Letters: 04/09

Biofuel: Corn, No. Switchgrass, Maybe

The more I learn about the biofuel and alternative fuel industries, the more depressed I get. But this doesn't necessarily apply to Swift Fuel, a proposed replacement for 100LL, which is analyzed on page 12 of this issue. Stay with me to follow the reasoning.

Any sane person who reads much about the history and economics of the U.S. ethanol industry could only conclude one thing: It's nothing but corn state lunacy. The entire industry is heavily subsidized and is really nothing but agricultural subsidies by another name. With oil prices in the tank, ethanol's high cost of production isn't remotely competitive with gasoline and unless oil hits $200 a barrel, it probably never will be. The notion that ethanol is somehow greener that gasoline has been pretty well shot to hell, too. Corn ethanol's energy balance—the amount of energy input compared to energy gained—is generally accepted as a pathetic 1.3.
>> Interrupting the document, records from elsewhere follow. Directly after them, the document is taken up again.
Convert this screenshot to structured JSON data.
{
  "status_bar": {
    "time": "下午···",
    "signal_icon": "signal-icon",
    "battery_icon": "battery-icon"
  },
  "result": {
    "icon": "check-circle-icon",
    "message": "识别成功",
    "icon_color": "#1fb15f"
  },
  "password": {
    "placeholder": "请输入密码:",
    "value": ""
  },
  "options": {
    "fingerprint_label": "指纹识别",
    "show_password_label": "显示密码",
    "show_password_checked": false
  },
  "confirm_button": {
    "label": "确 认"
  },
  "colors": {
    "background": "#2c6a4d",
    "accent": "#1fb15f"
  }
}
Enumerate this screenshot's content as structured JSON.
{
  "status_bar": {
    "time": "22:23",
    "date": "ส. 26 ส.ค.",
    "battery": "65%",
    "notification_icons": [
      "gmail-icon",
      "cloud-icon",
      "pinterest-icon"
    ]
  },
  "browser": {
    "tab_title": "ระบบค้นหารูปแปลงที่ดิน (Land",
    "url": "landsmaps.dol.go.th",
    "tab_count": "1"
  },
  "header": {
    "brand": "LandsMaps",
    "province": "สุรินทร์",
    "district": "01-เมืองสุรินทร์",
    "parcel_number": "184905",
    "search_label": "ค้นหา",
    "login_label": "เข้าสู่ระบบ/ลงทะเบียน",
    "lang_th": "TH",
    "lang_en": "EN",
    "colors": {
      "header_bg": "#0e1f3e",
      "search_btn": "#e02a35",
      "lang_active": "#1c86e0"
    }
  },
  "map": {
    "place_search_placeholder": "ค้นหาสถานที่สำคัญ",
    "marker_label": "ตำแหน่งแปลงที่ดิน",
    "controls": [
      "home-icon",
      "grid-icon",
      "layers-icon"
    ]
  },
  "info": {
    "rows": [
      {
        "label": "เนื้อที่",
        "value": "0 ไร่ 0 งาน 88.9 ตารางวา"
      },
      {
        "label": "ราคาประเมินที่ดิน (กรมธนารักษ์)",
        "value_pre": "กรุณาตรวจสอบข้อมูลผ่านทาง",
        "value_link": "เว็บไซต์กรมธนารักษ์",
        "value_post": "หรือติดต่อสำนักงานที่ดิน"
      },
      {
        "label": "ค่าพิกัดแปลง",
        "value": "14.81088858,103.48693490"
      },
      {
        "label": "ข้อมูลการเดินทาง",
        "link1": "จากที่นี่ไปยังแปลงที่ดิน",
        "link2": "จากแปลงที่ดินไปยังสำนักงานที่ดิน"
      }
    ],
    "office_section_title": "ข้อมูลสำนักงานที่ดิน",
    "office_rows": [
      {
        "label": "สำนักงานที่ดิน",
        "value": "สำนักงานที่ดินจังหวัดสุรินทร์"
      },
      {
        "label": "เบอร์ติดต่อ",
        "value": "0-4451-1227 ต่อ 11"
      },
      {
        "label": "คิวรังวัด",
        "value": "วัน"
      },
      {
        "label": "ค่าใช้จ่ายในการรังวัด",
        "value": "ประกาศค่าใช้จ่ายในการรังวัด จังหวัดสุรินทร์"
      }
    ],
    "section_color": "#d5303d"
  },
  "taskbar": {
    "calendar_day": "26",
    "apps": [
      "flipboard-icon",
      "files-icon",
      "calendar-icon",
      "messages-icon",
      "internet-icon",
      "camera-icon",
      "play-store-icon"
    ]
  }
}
In other words, the industry has to spew out a lot of greenhouse gases from tractors, trucks and ethanol stills to make the stuff and that doesn't even get into worries about soil depletion and pollution related to mono-cropping corn and the food-fight argument. Worse, because ethanol evaporates easily, it increases refining costs when blended with gasoline (so-called E10 fuel) and actually contributes more to air pollution before it's ever burned. It's also hydrophilic and will collect airborne water vapor like a sponge. Without modification to engines, gasoline is limited to about 10 percent ethanol, which means it isn't much of a player for significantly reducing dependence on imported oil.

By comparison, Brazil's ultra-efficient sugar-cane based ethanol economy claims an energy balance of 8 to 10, which explains in part why Brazil's main transportation fuel is home-grown ethanol. Brazil ended governmental subsidies in the early 1990s, thus its sugar-based ethanol industry stands more or less on its own and it wants to export ethanol to the U.S. (Brazil's program isn't without its own environmental degradation, by the way.)
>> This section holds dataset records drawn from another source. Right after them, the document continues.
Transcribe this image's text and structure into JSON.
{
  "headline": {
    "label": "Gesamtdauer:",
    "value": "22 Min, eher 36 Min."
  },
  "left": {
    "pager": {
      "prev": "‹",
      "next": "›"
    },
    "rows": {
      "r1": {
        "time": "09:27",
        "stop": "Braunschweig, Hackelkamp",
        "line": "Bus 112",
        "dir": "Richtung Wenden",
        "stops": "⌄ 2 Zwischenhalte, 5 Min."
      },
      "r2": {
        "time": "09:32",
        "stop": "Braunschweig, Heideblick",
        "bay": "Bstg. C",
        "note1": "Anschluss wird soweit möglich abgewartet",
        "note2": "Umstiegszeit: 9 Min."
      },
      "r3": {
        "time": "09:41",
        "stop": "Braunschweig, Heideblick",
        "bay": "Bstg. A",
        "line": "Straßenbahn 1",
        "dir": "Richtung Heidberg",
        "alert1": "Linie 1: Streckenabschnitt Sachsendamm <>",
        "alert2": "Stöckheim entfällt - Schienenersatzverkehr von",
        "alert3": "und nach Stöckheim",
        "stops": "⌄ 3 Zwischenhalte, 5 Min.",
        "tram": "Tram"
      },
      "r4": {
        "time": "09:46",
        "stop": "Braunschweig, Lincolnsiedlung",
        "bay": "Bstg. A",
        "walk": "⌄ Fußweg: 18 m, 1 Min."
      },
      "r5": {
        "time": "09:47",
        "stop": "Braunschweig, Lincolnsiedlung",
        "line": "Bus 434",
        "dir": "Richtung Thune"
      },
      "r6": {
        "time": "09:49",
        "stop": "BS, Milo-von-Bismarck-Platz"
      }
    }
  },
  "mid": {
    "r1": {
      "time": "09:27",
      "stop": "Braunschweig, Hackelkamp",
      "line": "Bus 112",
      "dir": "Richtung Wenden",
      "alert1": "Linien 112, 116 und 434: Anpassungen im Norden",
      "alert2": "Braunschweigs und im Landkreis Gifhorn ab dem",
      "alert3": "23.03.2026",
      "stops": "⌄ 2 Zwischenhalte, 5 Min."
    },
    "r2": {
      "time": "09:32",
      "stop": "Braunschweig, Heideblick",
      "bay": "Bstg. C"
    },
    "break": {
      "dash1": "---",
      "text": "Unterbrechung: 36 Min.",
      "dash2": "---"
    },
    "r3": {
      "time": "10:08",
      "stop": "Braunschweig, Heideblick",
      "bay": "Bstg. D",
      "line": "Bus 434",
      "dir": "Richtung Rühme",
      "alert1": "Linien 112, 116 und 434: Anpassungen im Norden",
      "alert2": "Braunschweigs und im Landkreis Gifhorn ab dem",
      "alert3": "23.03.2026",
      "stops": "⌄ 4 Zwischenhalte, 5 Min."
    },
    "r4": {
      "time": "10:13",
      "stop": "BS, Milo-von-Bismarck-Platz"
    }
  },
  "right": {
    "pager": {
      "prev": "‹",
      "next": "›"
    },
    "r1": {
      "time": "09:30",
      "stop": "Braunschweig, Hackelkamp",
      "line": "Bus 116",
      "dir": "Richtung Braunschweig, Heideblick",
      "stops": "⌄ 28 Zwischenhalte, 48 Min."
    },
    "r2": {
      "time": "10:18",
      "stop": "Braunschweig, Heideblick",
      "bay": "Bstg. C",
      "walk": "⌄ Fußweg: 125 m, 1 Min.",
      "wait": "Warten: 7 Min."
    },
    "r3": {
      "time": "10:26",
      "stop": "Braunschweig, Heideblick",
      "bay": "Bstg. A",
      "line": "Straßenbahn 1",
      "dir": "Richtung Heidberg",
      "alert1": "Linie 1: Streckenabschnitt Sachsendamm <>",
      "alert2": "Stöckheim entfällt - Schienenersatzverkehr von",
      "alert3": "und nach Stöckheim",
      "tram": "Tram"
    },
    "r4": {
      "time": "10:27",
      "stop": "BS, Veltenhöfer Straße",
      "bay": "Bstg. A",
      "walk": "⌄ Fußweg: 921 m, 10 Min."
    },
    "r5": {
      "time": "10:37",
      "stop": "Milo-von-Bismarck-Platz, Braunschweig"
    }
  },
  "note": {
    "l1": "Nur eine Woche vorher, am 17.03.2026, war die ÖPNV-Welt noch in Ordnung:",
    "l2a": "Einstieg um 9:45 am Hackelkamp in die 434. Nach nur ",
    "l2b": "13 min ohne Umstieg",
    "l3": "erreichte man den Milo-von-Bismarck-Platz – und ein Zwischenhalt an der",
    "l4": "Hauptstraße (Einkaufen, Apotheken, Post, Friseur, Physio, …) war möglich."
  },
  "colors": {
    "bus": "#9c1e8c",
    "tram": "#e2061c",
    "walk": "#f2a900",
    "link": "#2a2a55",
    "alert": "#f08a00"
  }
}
So here comes Swift Fuel, a biomass product based on cellulosic rather than starch-based production. Biomass is generally taken to mean switch- grass or agricultural waste of all kinds. It could be sorghum, too. Because the feedstock crops don't require much cultivation and are more energy desne than starch crops, cellulosic biofuels have better energy balance than corn ethanol—as much as 4.0, according to some studies.

So far, so good. Swift Fuel proposes to produce its 100-octane plus avfuel for about $2 a gallon, which translates to around $4 at the pump. Also good, even if that estimate is too low by what I'd guess is at least 50 percent. But even at that, a $5—or even $6—avfuel is perfectly sustainable marketwise, if not production wise.

The problem will arise if the body politic gets the budding cellulosic industry tangled up in subsidies, thus artificially depressing its real price. If corn ethanol had to exist on its own, its pump price might be at least $3 and it should be. Sustained motor fuel prices in that range would easily do what the slackening economy has already done: Curtail demand, force conservation, reduce imports and stabilize oil prices. In my view, none of those things are bad. But in a season where government giveaways have become the new Holy Grail, I'm not holding my breath.

I'd like to see Swift Fuel succeed, but only on terms that represent what it really costs to make it on a sustainable, profitable basis.